Finish: The end has a soft cedar vibe that leads to vanilla and dark cherry tobacco leaves and a hint of pine next to old white moss.

Bottom Line:

This was the best expression from the 2022 Pappy lineup, and it just keeps getting better. I’d argue that this might be the best Pappy in the last 5-ish years (though the 2020 Rye is a big contender for that title). All of that aside, this is the #1 Pappy to buy and drink right now. It’s amazingly delicious bourbon.

2. Eagle Rare Kentucky Straight Bourbon Whiskey 17 Years Old BTAC 2022

Eagle Rare BTAC 2022
Sazerac Company

ABV: 50.5%

Average Price: $2,862

The Whiskey:

Back in the spring of 2005, a humble bourbon was made with Kentucky distiller’s corn, Minnesota rye, and North Dakota barley. That hot juice was then filled into new white oak from Independent Stave from Missouri with a #4 char level (55 seconds) and stacked in Buffalo Trace’s warehouses H, K, and L on floors one and four. It was left alone for 17 years, which allowed 70% of the whiskey to be lost to the angels.

In 2022, the barrels were batched and the bourbon was proofed down to 101 proof and bottled as-is.

Tasting Notes:

Nose: The nose subtly draws you in with soft pipe tobacco that feels fresh and vibrant next to dried sour cherries dipped in salted dark chocolate and rolled in vanilla seeds and vanilla-laced streusel with a good dose of woody maple syrup with this fleeting hint of red brick, moldy cellar beams, and soft and sandy cellar dirt floor.

Palate: Old maple trees dripping with sap lead to a rich salted caramel candy vibe next to rich vanilla pound cake topped with a creamy dark chocolate frosting and bespeckled with orange zest, dried cranberries bits, and crushed espresso beans.

Finish: The mid-palate takes on a woody spiciness with a whisper of apple bark that informs a spiced Christmas cake full of soft cinnamon, allspice, nutmeg, mace, and maybe some anise and dried dark fruits with creamy eggnog baseline next to old Whether’s Originals wrapped up in dry tobacco leaves and stacked in a musty pine box for safekeeping.

Bottom Line:

I try not to throw “perfect” around all that much.

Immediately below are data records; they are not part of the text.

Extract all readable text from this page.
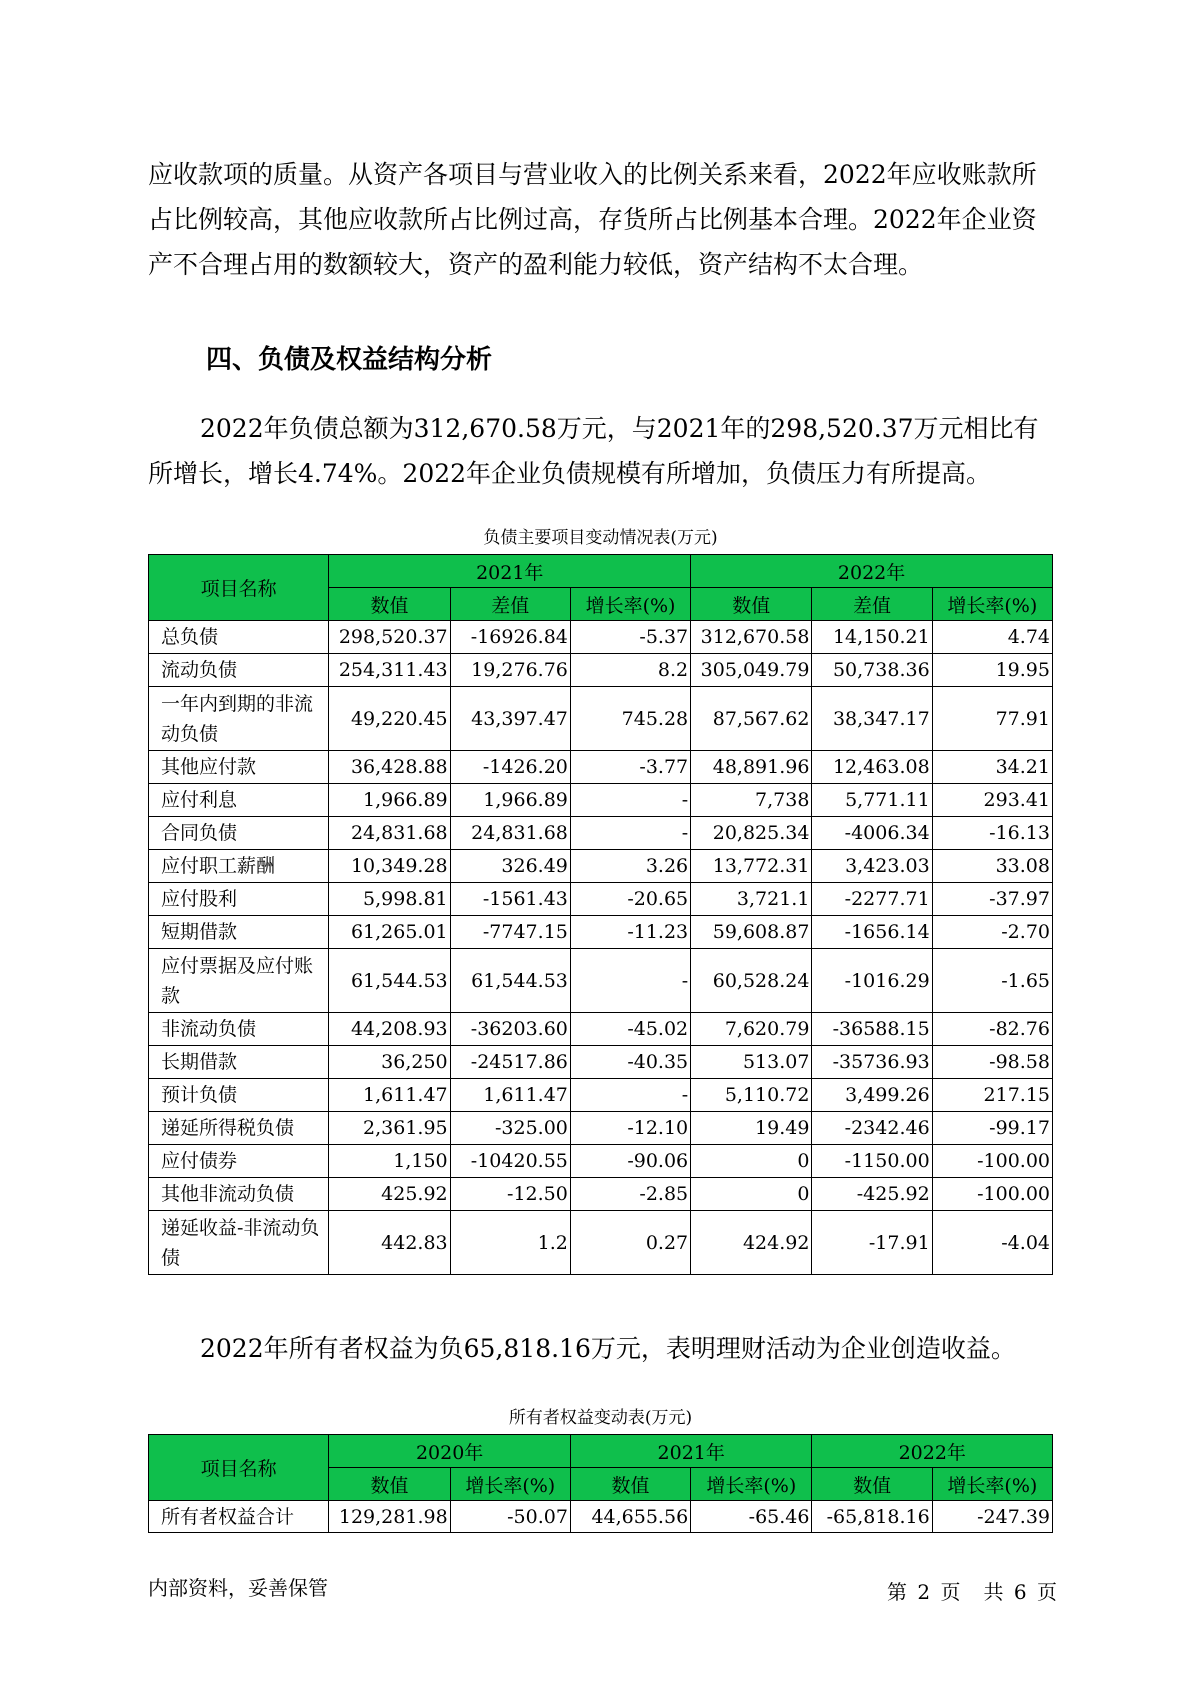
应收款项的质量。从资产各项目与营业收入的比例关系来看，2022年应收账款所占比例较高，其他应收款所占比例过高，存货所占比例基本合理。2022年企业资产不合理占用的数额较大，资产的盈利能力较低，资产结构不太合理。

四、负债及权益结构分析

2022年负债总额为312,670.58万元，与2021年的298,520.37万元相比有所增长，增长4.74%。2022年企业负债规模有所增加，负债压力有所提高。

负债主要项目变动情况表(万元)
项目名称	2021年			2022年		
	数值	差值	增长率(%)	数值	差值	增长率(%)
总负债	298,520.37	-16926.84	-5.37	312,670.58	14,150.21	4.74
流动负债	254,311.43	19,276.76	8.2	305,049.79	50,738.36	19.95
一年内到期的非流动负债	49,220.45	43,397.47	745.28	87,567.62	38,347.17	77.91
其他应付款	36,428.88	-1426.20	-3.77	48,891.96	12,463.08	34.21
应付利息	1,966.89	1,966.89	-	7,738	5,771.11	293.41
合同负债	24,831.68	24,831.68	-	20,825.34	-4006.34	-16.13
应付职工薪酬	10,349.28	326.49	3.26	13,772.31	3,423.03	33.08
应付股利	5,998.81	-1561.43	-20.65	3,721.1	-2277.71	-37.97
短期借款	61,265.01	-7747.15	-11.23	59,608.87	-1656.14	-2.70
应付票据及应付账款	61,544.53	61,544.53	-	60,528.24	-1016.29	-1.65
非流动负债	44,208.93	-36203.60	-45.02	7,620.79	-36588.15	-82.76
长期借款	36,250	-24517.86	-40.35	513.07	-35736.93	-98.58
预计负债	1,611.47	1,611.47	-	5,110.72	3,499.26	217.15
递延所得税负债	2,361.95	-325.00	-12.10	19.49	-2342.46	-99.17
应付债券	1,150	-10420.55	-90.06	0	-1150.00	-100.00
其他非流动负债	425.92	-12.50	-2.85	0	-425.92	-100.00
递延收益-非流动负债	442.83	1.2	0.27	424.92	-17.91	-4.04

2022年所有者权益为负65,818.16万元，表明理财活动为企业创造收益。

所有者权益变动表(万元)
项目名称	2020年		2021年		2022年	
	数值	增长率(%)	数值	增长率(%)	数值	增长率(%)
所有者权益合计	129,281.98	-50.07	44,655.56	-65.46	-65,818.16	-247.39
内部资料，妥善保管	第 2 页 共 6 页
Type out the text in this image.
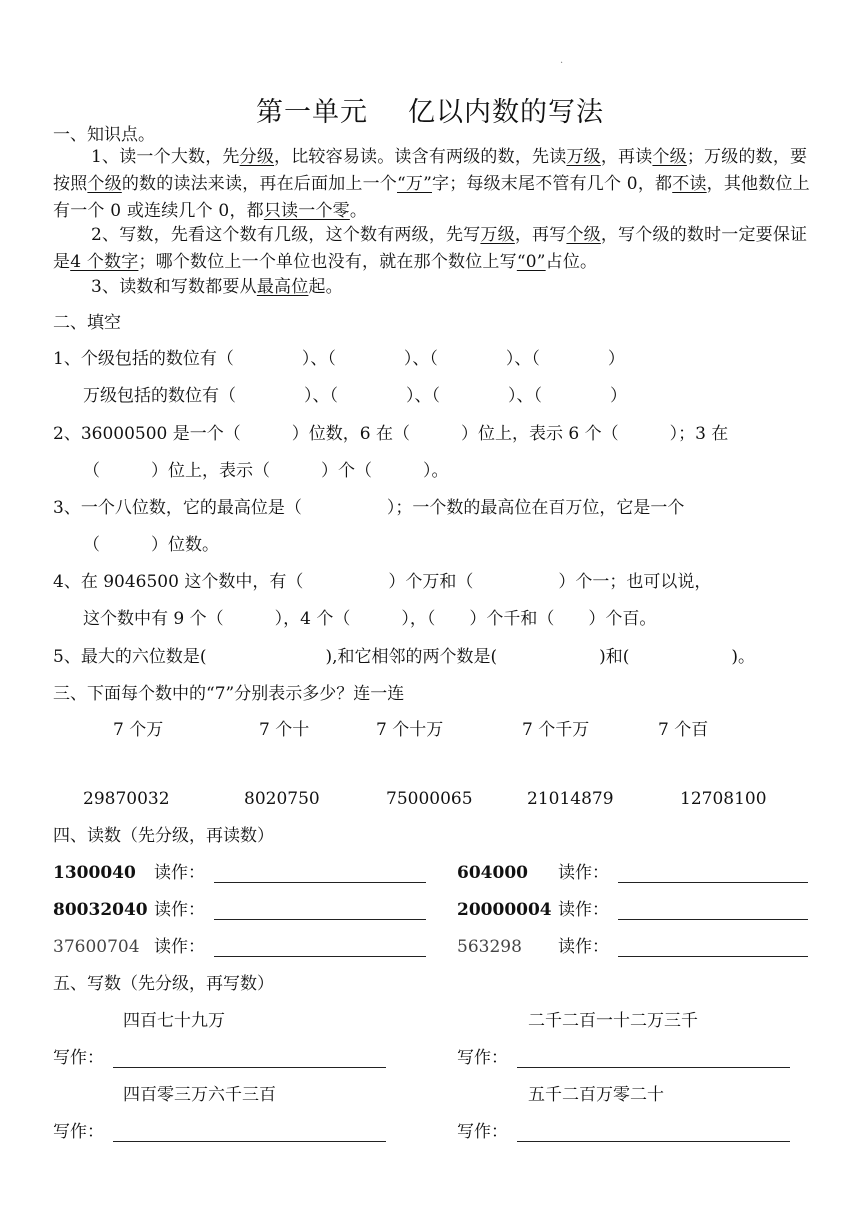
·
第一单元 亿以内数的写法
一、知识点。
1、读一个大数，先分级，比较容易读。读含有两级的数，先读万级，再读个级；万级的数，要按照个级的数的读法来读，再在后面加上一个“万”字；每级末尾不管有几个 0，都不读，其他数位上有一个 0 或连续几个 0，都只读一个零。
2、写数，先看这个数有几级，这个数有两级，先写万级，再写个级，写个级的数时一定要保证是4 个数字；哪个数位上一个单位也没有，就在那个数位上写“0”占位。
3、读数和写数都要从最高位起。
二、填空
1、个级包括的数位有（　　　　）、（　　　　）、（　　　　）、（　　　　）
万级包括的数位有（　　　　）、（　　　　）、（　　　　）、（　　　　）
2、36000500 是一个（　　　）位数，6 在（　　　）位上，表示 6 个（　　　）；3 在
（　　　）位上，表示（　　　）个（　　　）。
3、一个八位数，它的最高位是（　　　　　）；一个数的最高位在百万位，它是一个
（　　　）位数。
4、在 9046500 这个数中，有（　　　　　）个万和（　　　　　）个一；也可以说，
这个数中有 9 个（　　　），4 个（　　　），（　　）个千和（　　）个百。
5、最大的六位数是(　　　　　　　),和它相邻的两个数是(　　　　　　)和(　　　　　　)。
三、下面每个数中的“7”分别表示多少？连一连
7 个万	7 个十	7 个十万	7 个千万	7 个百
29870032	8020750	75000065	21014879	12708100
四、读数（先分级，再读数）
1300040 读作：	604000 读作：
80032040 读作：	20000004 读作：
37600704 读作：	563298 读作：
五、写数（先分级，再写数）
四百七十九万	二千二百一十二万三千
写作：	写作：
四百零三万六千三百	五千二百万零二十
写作：	写作：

This is a perfect bourbon.

1. Michter’s US*1 Limited Release Kentucky Straight Bourbon Whiskey 20 Years Old

Michters

ABV: 57.1%

Average Price: $7,026

The Whiskey:

Master Distiller Dan McKee personally selects these (at least) 20-year-old barrels from the Michter’s rickhouses based on… I guess just “pure excellence” would be the right phrase. The bourbon is bottled as-is — no cutting with water.

Tasting Notes:

Nose: A sense of dark cherry with deep rummy molasses, dried rose petals, old almond shells, and cedar bark mingle with a fresh pipe tobacco leaf just kissed with apple and pear essence with a hint of vanilla oils and old wintry wine spices.

Palate: The taste leans into smoldering vanilla pods with a sense of old oak staves from a dusty old cellar next to sweet cinnamon and cherry over dried sage and sharp spearmint with a clove syrup base and a dash of toasted marshmallow sweetness.

Finish: The end is full of dark cherry and woody spice with moist marzipan, burnt orange oils, and chewy fresh tobacco wrapped up in old leather and cedar bark with a hint more of that old cellar sneaking in.

Bottom Line:

This was my favorite bourbon of 2022. It’s unequivocally a classic from top to bottom and one of the best bourbons that money (ANY amount of money) can buy.